The SGLang team is implementing an Agent-Assisted Development approach, replacing traditional manual code management with a system of structured engineering skills. This transition enables the automation of critical optimization processes for high-performance AI software by using specialized agents for debugging and profiling.
What Happened
SGLang developers have implemented the SKILLS.md system, where engineering knowledge is encoded into executable procedures. Instead of fragmented patches, they now use SOTA Loops involving Claude Code and Codex. These loops automate tasks such as profiling, patching, and performance validation, including debugging CUDA crashes and LLM server capacity planning.
Context
Traditional development of high-performance AI system software often relies on the deep expertise of individual specialists manually debugging low-level code. The shift toward agentic development aims to transform this process from an individual "craft" into a scalable engineering cycle.
Why It Matters for the Industry
For the industry, this approach provides a transition toward a scalable automated optimization process.

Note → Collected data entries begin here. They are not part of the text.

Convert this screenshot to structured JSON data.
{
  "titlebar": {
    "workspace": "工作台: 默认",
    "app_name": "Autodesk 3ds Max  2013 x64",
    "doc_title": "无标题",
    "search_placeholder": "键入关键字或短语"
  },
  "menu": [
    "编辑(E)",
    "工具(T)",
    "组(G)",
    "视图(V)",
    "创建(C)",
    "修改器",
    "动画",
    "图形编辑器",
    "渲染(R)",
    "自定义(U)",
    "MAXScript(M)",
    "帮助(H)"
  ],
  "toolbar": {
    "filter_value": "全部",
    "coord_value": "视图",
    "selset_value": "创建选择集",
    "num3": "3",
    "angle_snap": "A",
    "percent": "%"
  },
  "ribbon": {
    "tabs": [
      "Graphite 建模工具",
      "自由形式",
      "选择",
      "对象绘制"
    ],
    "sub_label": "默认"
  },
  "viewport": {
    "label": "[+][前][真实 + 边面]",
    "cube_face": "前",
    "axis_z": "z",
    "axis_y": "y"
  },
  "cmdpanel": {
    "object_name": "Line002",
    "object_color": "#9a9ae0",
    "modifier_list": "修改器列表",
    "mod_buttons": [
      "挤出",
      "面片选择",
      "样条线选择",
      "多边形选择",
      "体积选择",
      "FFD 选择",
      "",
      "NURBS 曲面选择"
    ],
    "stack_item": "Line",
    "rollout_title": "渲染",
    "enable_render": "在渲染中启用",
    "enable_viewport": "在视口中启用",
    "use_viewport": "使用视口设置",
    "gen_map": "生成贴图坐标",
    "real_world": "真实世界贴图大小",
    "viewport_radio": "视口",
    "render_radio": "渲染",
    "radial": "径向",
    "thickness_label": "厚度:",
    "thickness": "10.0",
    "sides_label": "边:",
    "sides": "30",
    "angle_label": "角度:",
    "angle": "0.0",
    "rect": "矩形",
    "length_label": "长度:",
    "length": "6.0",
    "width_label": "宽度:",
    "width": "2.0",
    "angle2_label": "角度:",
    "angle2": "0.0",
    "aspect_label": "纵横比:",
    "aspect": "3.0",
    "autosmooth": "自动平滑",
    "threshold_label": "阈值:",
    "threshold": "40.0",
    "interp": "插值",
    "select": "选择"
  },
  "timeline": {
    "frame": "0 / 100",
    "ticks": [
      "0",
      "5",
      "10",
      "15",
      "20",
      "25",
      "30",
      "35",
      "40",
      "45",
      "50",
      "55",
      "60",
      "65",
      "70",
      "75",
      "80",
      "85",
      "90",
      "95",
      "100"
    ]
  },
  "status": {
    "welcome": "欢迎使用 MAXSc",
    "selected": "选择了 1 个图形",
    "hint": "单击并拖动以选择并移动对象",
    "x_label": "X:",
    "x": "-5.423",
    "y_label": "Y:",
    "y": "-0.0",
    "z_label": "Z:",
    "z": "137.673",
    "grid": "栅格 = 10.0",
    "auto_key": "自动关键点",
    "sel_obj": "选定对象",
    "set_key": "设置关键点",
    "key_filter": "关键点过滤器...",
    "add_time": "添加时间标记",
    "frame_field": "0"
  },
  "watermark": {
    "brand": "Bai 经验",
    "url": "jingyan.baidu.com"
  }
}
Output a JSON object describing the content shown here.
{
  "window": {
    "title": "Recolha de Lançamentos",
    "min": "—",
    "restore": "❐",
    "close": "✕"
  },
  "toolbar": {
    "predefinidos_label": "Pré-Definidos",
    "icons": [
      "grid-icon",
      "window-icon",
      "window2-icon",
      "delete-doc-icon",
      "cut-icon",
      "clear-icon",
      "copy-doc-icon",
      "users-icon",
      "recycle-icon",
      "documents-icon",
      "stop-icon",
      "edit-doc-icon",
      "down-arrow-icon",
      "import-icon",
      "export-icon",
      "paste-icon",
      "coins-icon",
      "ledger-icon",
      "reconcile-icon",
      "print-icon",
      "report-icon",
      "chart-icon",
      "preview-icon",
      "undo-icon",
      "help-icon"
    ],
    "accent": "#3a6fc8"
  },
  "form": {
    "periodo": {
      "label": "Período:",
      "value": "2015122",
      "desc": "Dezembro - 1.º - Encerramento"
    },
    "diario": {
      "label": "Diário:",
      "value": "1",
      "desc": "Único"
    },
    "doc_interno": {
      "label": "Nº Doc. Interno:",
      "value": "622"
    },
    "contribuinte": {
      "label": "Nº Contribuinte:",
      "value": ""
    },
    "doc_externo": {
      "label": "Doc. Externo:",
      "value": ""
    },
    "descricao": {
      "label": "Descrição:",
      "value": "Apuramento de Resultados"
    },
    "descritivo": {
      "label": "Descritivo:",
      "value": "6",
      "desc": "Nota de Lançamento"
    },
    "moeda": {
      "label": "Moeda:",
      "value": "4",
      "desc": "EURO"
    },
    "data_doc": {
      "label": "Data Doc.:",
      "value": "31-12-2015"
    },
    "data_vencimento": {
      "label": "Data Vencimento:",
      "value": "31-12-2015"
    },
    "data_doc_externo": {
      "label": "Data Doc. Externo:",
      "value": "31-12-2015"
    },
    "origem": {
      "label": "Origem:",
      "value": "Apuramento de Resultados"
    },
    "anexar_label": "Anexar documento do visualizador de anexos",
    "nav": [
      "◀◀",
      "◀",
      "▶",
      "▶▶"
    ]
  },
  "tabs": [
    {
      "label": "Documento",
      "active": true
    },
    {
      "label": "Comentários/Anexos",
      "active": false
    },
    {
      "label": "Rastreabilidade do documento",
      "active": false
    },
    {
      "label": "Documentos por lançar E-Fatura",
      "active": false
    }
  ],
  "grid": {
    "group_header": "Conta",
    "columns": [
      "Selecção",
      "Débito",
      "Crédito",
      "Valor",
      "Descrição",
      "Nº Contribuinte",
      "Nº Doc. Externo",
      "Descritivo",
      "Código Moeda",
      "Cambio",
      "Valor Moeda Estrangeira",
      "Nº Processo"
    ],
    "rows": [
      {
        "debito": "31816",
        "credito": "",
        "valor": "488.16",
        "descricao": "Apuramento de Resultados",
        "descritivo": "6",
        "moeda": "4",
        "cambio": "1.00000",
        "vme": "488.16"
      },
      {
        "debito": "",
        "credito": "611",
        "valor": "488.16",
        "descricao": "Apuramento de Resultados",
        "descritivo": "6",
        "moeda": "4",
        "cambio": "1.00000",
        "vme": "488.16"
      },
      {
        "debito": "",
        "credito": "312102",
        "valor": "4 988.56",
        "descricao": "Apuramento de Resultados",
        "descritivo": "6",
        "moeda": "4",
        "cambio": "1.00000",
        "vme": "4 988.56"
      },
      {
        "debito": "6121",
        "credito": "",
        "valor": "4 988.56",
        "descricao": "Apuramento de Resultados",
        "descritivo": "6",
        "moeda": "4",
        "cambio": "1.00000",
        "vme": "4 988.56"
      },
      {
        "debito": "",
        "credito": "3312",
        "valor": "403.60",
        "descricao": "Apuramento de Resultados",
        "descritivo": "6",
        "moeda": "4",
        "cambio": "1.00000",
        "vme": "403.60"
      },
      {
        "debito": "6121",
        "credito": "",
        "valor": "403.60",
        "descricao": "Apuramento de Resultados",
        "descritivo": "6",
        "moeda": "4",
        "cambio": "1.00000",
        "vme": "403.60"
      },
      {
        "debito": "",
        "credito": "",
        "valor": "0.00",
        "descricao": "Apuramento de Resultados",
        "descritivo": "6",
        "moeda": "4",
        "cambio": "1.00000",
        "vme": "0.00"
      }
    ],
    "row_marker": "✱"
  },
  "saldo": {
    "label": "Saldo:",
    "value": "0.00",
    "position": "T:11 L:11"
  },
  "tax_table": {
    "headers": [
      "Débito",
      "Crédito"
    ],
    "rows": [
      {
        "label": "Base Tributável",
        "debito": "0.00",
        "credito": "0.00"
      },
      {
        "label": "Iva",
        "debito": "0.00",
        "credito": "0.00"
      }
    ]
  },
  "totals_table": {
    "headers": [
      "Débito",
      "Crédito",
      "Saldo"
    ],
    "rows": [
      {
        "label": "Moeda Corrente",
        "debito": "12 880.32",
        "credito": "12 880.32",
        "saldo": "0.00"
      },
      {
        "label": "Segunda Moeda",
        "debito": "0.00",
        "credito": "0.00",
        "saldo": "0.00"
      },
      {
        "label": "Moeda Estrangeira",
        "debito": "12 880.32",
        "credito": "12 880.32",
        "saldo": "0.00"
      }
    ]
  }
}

Automating CUDA kernel optimization tasks allows for faster achievement of SOTA performance on new hardware, such as the NVIDIA B200, and minimizes the risks of "reward hacking" during benchmarking.
Why It Matters for Users
Users will gain access to faster and more accurate updates for LLM tools. Thanks to automated testing cycles, new attention architectures and optimizations (e.g., for diffusion models) will reach production frameworks significantly faster.
What Is Not Yet Known / Limitations
Using external proprietary agents, such as Claude Code and Codex, to work with low-level code creates potential risks regarding intellectual property (IP) protection and data privacy.